The Mystery of Oberwald is a made of television movie, done in video before being transferred to 35mm. As introduced by Lorenzo Codelli, this movie reunites actress Monica Vitti and director Michelangelo Antonioni since their last collaboration in Red Desert, some 17 years earlier. During this while, Vitti became a fairly successful comedic actress, while Antonioni was like a globetrotter having films made in the UK (Blowup), US (Zabriskie Point) and having a documentary done in China about China on the invitation of the Chinese government of the time. The movie was shot for state broadcast television, which was appealing to filmmakers at that time because it was increasingly difficult to raise funds for theatrical feature films.

And if Antonioni wanted to make a film to dabble with video technology, then perhaps he had achieved that goal. Technically it had employed many tricks of the trade through its cinematography and editing, but what strikes you most is the use of colours in the movie to accentuate mood of its characters, through various changes and transitions, with contrasting hues and tints used which dissolves every now and then.

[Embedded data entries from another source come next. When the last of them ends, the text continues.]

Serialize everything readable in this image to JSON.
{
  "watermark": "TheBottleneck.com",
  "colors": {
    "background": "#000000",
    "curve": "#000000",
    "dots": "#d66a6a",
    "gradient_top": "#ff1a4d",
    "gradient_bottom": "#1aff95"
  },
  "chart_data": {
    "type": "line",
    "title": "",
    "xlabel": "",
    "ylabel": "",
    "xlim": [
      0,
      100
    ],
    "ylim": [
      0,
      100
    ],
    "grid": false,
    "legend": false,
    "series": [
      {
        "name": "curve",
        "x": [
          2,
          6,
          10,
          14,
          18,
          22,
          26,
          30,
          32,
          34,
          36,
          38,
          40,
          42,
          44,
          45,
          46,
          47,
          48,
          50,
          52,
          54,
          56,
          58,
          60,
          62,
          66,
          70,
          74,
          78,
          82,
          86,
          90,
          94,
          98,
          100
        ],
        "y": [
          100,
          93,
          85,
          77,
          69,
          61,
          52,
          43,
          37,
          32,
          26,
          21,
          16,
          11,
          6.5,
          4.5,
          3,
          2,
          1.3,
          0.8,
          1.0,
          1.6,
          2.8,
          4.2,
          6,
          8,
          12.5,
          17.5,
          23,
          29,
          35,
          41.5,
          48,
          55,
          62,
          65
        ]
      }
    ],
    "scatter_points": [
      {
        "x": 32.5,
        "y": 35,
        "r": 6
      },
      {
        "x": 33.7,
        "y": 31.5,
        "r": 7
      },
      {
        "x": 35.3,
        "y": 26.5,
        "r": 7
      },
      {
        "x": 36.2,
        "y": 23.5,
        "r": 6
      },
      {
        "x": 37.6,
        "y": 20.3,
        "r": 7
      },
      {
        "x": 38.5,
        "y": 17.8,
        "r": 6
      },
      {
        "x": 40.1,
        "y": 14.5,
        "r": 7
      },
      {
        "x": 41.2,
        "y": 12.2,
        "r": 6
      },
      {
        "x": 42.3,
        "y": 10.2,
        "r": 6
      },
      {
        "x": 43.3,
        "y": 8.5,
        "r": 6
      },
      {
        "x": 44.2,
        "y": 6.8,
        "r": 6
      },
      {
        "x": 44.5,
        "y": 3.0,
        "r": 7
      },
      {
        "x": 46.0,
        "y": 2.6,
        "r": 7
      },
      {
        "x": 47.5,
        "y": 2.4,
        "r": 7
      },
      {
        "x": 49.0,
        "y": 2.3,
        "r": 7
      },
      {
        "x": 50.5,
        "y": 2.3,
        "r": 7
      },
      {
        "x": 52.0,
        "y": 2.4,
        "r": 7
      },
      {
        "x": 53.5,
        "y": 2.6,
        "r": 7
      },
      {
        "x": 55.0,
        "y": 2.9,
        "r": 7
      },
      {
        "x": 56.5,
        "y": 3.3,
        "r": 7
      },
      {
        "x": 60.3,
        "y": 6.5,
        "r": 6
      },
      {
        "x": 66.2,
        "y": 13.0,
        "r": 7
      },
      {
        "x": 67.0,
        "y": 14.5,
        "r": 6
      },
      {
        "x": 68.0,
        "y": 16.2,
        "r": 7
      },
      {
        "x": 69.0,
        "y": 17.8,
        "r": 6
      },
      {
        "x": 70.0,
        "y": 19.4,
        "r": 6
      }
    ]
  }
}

When used at the great outdoors, the generous shots of nature were given a life of its own, and in those terms, makes it a very beautiful film to gawk at.

If only the story could match up to its technical strengths. Based on the play "L'Aigle a Deux Tetes" by Jean Cocteau, it's no wonder that the movie played out exactly like a stage play. To make things worse, the dialogue was excruciatingly painful to sit through, perhaps being a period piece, we have to make do with characters speaking in more elaborate terms and beating around the bush. It could be another case of having its nuances lost in translation, but if that's the case, then the subtitles really did the story no favour. The situations the story unfolded were rather unconvincing, and quite dry. Unfortunately too that Monica Vitti wasn't able to arrest you with the special x-factor that she possessed in the earlier Antonioni movies, and looked rather tired in her role as The Queen, who has rather queer habits.

The story picked up early when a pursued Sebastian (Franco Branciaroli) ended up breaking into the castle at Oberwald to perform an assassination of the Queen, only to have fainted before carrying out his mission. The only saving grace for him, is his resemblance to the late King, and herein lies his ticket to get out with the Queen still nursing a longing, and takes a natural liking for Sebastian. In between an unlikely, unrealistic and unconvincing romance is thick politicking between the Queen and her enemies, chiefly the Archduchess whom we never see on screen. There's much talk about fate and destiny and the likes, but that's only when you can tolerate and get through Act One which happens to be mostly a monologue where the Queen rants to an unconscious Sebastian.

Certainly The Mystery of Oberwald in my opinion is not one of Antonioni's best, nor does it come close to being something quite memorable. This movie currently ranks as my least favourite of all the Antonioni movies watched to date, and elevates my other Antonioni disappointments as masterpieces to be celebrated.